From the earliest age, when other people were crying around me, I would just stand there and wonder why they were doing that. It’s not that I don’t have feelings, it’s that feelings are so hard to even recognise. I’m just so unaware of the feelings that I’m having it is as if they are not there. I’m not repressing them, they just don’t manifest; it’s like that secret folder of Facebook messages you never realised you’d missed because no one notified you. This inability to connect with my emotions, combined with an extreme psychological response to homophobia - internal and external - was the perfect catalyst for misdiagnosis.
My therapist realised very quickly that the standard CBT approach wouldn't work for me - asking me to identify thoughts and feelings was as useful as asking me to play badminton with a spatula and an avocado. Asking me as an autistic person to talk about my feelings is like asking me to explain the plot of the Hitchhikers Guide To The Galaxy to a five-year-old. We’re operating on completely different wavelengths, with completely different points of reference. At best, I’ll only ever be able to communicate in approximations, knowing full well I’m simplifying for my audience.

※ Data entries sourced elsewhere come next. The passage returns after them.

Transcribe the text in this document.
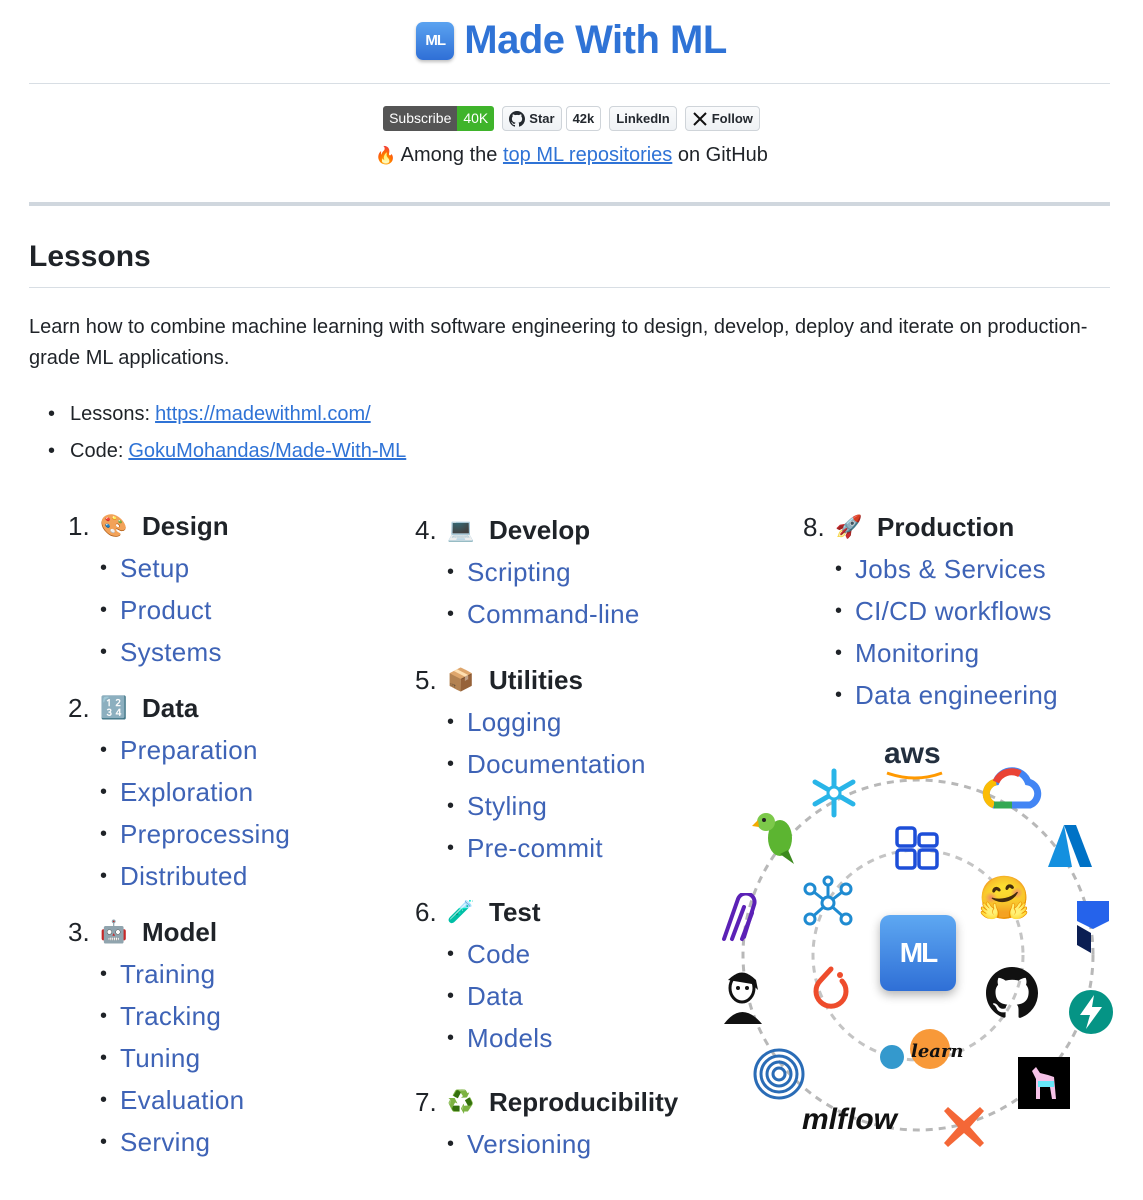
ML Made With ML
Subscribe 40K	Star	42k	LinkedIn	Follow
🔥 Among the top ML repositories on GitHub
Lessons

Learn how to combine machine learning with software engineering to design, develop, deploy and iterate on production-grade ML applications.

• Lessons: https://madewithml.com/
• Code: GokuMohandas/Made-With-ML
1. 🎨 Design
• Setup
• Product
• Systems
2. 🔢 Data
• Preparation
• Exploration
• Preprocessing
• Distributed
3. 🤖 Model
• Training
• Tracking
• Tuning
• Evaluation
• Serving
4. 💻 Develop
• Scripting
• Command-line
5. 📦 Utilities
• Logging
• Documentation
• Styling
• Pre-commit
6. 🧪 Test
• Code
• Data
• Models
7. ♻️ Reproducibility
• Versioning
8. 🚀 Production
• Jobs & Services
• CI/CD workflows
• Monitoring
• Data engineering
ML
aws
🤗
learn
mlflow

I really struggle with therapy in general because it takes so long to even establish a common language and outline my internal processes, let alone actually work on them. Initially the NHS gave me 6 sessions with the therapist I worked with; she fought to get me 32. And honestly? I’ve never been that bad since. Sure, there’s stuff I need to work on as a human being but I have never been in that darkest of dark places.
In all, I still consider myself one of the lucky ones. So many autistic and/or LGBTQ+ people I know have ended up with misdiagnoses, forced medication regimes or institutionalisations. In particular, I’ve seen more trans & autistic friends than I can count slapped with the label of BPD because told me they cannot be helped.
I don’t even know how to tell my own story anymore, or if it even matters. I guess it was easier when the narrative was linear, when I had a concrete diagnosis I could point to. Now it feels like I’m a list of treatments and approaches that have and have not worked, areas of improvement and places I’m still yet to begin work on.
My feelings on all of this are a messy work-in-progress.
Fuck, I relate to so much of this. I got my official autism diagnosis a few months ago, after my GP and community psychiatric nurse wondered - all the way back in February 2021 - if maybe the reason I "wasn't getting better fast enough" on my new anti-depressants and anti-psychotics was because I might be autistic. Talking about how homophobia can be trauma really speaks to me - so many of the ways society would consider me "broken" are actually responses to the transphobia I grew up surrounded by and (I think) my body and mind doing everything they can to protect myself. CBT didn't work for me either, and the more I've read about it the more I realise how much it's a therapy method that often fails people from marginalised communities because it frequently ignores systemic oppression. Thank you for writing this.